L’espoir d’une nouvelle étude
Comme d’autres irrigants du Nord-Drôme, Christian Nagearaffe remet en cause l’étude sur les volumes prélevables réalisée en 2014. D’abord « parce qu’elle a été faite à partir de bibliographies, sans relation avec le terrain », dit-il. Ensuite, parce qu’elle ne tient pas compte de prélèvements non déclarés ajoutés plus tard dans l’AUP. « Cela est revenu à mutualiser des prélèvements sans augmenter le volume global, donc tout le monde a été perdant », estime-t-il. Enfin, cette étude de 2014 « ne prend pas en compte les prélèvements domestiques privés, c’est-à-dire les forages et pompages non déclarés de particuliers. Tout le monde devrait avoir les mêmes contraintes », considère-t-il à juste titre. Par ailleurs, « on nous dit qu’il ne faut pas prélever dans nos rivières du Nord-Drôme pour préserver la nappe. Or cet été 2021, très humide, la Savasse était à sec dès la fin des pluies, ce qui prouve que l’étiage de nos rivières est uniquement corrélé à la pluviométrie et non à la nappe souterraine », assure-t-il.
La baisse de 40 % des prélèvements d’eau annoncée dans le Nord-Drôme est une véritable épée de Damoclès pour nombre d’agriculteurs de ce territoire.
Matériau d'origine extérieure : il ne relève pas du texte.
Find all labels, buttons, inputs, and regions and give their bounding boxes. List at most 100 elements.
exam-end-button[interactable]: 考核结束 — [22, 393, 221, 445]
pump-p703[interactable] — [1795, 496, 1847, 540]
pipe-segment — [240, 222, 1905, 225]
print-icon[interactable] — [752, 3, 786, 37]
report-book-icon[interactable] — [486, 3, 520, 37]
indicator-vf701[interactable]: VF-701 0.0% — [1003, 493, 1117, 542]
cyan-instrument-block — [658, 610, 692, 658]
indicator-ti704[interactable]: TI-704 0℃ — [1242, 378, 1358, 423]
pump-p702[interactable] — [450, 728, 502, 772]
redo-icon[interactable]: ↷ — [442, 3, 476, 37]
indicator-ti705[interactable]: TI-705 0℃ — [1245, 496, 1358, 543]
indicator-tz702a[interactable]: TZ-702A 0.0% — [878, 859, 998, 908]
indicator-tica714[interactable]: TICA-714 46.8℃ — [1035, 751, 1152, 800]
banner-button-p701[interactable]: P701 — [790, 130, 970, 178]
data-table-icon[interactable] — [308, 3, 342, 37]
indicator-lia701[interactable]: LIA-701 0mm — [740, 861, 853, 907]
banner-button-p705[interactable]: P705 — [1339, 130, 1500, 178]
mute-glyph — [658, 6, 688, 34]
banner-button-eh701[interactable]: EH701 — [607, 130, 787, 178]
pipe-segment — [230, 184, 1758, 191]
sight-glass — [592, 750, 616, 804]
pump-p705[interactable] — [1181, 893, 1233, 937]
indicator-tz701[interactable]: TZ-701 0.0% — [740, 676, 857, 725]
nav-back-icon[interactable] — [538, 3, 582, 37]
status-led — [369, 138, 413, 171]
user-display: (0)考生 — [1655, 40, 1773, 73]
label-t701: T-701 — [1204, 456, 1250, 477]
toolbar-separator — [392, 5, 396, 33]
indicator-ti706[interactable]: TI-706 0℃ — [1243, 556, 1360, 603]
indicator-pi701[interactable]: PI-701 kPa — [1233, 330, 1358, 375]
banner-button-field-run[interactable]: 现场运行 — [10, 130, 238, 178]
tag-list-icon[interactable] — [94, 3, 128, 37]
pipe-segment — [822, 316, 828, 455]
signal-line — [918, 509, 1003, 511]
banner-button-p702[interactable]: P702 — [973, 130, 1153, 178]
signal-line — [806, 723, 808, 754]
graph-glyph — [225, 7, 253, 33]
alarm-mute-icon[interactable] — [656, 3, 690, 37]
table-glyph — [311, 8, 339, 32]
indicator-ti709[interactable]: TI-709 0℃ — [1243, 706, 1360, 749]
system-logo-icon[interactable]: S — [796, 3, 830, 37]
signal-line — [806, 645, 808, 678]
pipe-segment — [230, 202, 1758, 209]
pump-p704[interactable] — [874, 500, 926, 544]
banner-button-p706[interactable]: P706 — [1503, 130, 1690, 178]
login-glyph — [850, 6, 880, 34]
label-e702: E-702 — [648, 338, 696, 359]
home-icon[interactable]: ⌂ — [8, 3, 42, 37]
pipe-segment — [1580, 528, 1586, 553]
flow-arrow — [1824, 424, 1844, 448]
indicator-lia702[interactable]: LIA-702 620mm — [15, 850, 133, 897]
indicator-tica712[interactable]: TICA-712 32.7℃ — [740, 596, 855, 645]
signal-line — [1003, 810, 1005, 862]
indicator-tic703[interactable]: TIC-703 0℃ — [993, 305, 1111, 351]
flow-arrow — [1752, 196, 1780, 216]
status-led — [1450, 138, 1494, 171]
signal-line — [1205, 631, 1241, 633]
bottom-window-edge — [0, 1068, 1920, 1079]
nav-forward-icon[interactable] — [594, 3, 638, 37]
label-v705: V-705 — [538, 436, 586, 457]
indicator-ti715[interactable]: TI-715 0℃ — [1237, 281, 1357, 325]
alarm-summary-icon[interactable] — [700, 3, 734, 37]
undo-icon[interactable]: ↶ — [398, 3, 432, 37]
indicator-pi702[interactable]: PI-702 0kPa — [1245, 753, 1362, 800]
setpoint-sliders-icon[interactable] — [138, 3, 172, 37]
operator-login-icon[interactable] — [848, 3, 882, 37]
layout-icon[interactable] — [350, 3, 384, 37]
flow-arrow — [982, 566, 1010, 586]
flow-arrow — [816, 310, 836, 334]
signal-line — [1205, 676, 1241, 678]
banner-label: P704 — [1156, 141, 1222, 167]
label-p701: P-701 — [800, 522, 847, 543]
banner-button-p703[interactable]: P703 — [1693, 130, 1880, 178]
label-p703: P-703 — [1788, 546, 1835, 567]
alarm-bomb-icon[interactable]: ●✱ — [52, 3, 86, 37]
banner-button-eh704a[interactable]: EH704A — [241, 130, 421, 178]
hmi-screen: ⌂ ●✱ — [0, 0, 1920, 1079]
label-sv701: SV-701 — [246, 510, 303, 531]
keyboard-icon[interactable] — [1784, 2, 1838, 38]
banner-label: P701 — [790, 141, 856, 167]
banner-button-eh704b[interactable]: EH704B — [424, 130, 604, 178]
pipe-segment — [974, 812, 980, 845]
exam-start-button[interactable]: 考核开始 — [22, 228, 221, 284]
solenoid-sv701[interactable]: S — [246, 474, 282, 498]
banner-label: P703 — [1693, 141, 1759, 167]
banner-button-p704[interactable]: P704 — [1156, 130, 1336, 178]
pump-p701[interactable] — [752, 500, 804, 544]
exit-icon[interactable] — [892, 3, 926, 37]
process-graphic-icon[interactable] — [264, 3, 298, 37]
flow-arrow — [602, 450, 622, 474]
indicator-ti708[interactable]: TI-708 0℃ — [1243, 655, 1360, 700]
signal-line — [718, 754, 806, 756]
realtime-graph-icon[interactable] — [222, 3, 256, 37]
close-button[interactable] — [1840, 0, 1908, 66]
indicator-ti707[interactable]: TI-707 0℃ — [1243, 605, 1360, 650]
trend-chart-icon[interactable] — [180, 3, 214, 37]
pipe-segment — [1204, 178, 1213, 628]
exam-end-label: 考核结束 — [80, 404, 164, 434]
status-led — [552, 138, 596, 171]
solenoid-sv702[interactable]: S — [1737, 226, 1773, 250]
Il espère qu’avec le soutien de l’OUGC une nouvelle étude sera lancée, selon une approche de terrain.
C. Ledoux
Point de vue / Jean-Pierre Royannez, président de la chambre d’agriculture de la Drôme et de l’OUGC26
« Il y a une dizaine d'années, le choix avait été fait de confier au Sygred le portage de l'OUGC. Mais, début 2021, le Sygred a décidé de ne pas poursuivre cette mission. En concertation avec l'association Adarii, le Sid et le Sygred, la chambre d'agriculture, qui n’était pas demandeur, a accepté de reprendre les missions de l'OUGC de façon à garder la main sur ce dossier très complexe mais indispensable pour pouvoir continuer d'irriguer. Cette orientation a été majoritairement approuvé lors de la session chambre du 12 mars dernier.
Aujourd’hui et encore plus demain, nous sommes et serons dans un contexte de tension sur l’eau, et ce quels que soient les usages. La ressource se raréfie et les demandes augmentent. En tant qu’OUGC, la chambre d’agriculture de la Drôme représente désormais collectivement les irrigants. Nous devons rendre des comptes à l’État sur l’usage des volumes d’eau pour l’irrigation. Mais nous sommes aussi amenés à appréhender les nouvelles demandes d’eau, à recenser tous les points de prélèvements.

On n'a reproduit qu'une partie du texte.